Conakry, 20 avril 2026 — Le gouvernement guinéen passe à l’offensive pour faire inscrire le massif du Fouta Djallon au patrimoine mondial de l’UNESCO. Le Premier ministre Amadou Oury Bah a présidé, ce lundi, une séance de travail stratégique dédiée à ce dossier jugé prioritaire.
Au cœur de la rencontre : insuffler un nouvel élan au processus, longtemps freiné, en renforçant la coordination entre les acteurs et en structurant une approche plus cohérente et concertée. L’exécutif entend ainsi corriger les failles qui avaient fragilisé la précédente tentative de soumission.
Face aux responsables des départements concernés, le chef du gouvernement a été sans détour : la réussite de cette candidature passe par une mobilisation totale et une meilleure synergie institutionnelle. Il a notamment insisté sur l’urgence de combler les insuffisances techniques relevées lors des évaluations antérieures.

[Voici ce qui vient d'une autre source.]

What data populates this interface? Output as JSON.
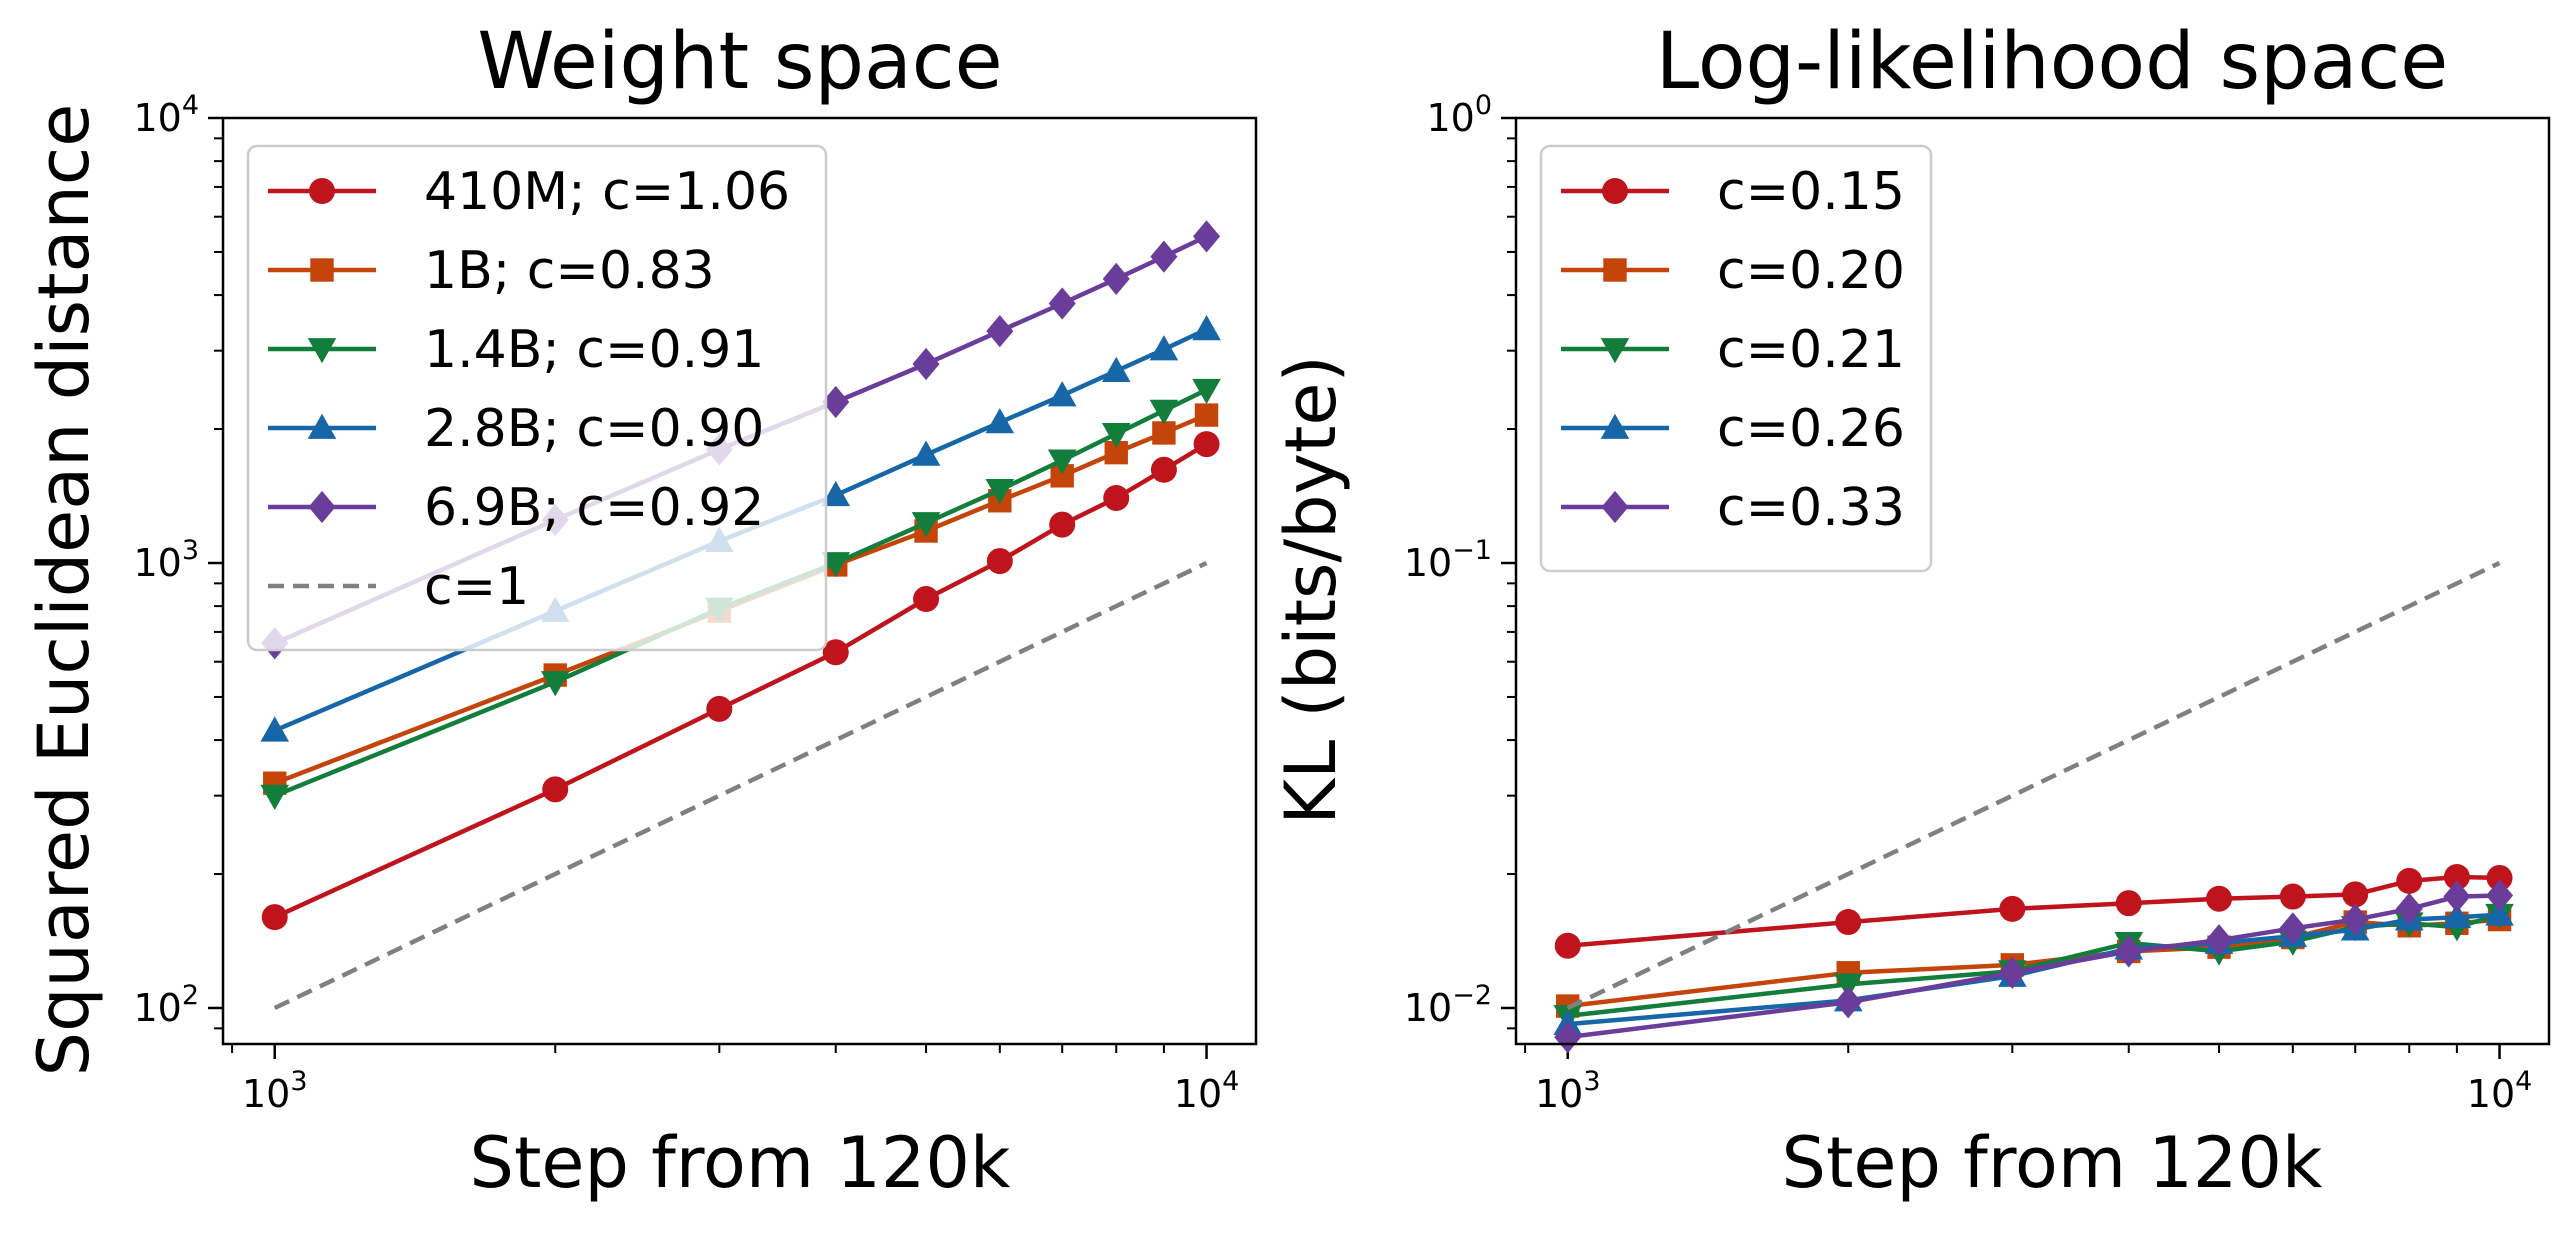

Au-delà de l’enjeu patrimonial, Amadou Oury Bah a mis en avant la dimension stratégique du massif du Fouta Djallon. Véritable château d’eau de l’Afrique de l’Ouest, ce site d’exception représente un atout environnemental majeur, mais aussi un levier diplomatique et géopolitique pour la Guinée sur la scène régionale et internationale.
Cette relance du processus d’inscription s’inscrit dans une volonté affirmée de valoriser le patrimoine naturel national, tout en renforçant l’attractivité du pays et son rayonnement à l’échelle mondiale.
Reste désormais à transformer cette volonté politique en dossier solide, capable de convaincre l’UNESCO et d’inscrire durablement le Fouta Djallon parmi les joyaux du patrimoine mondial.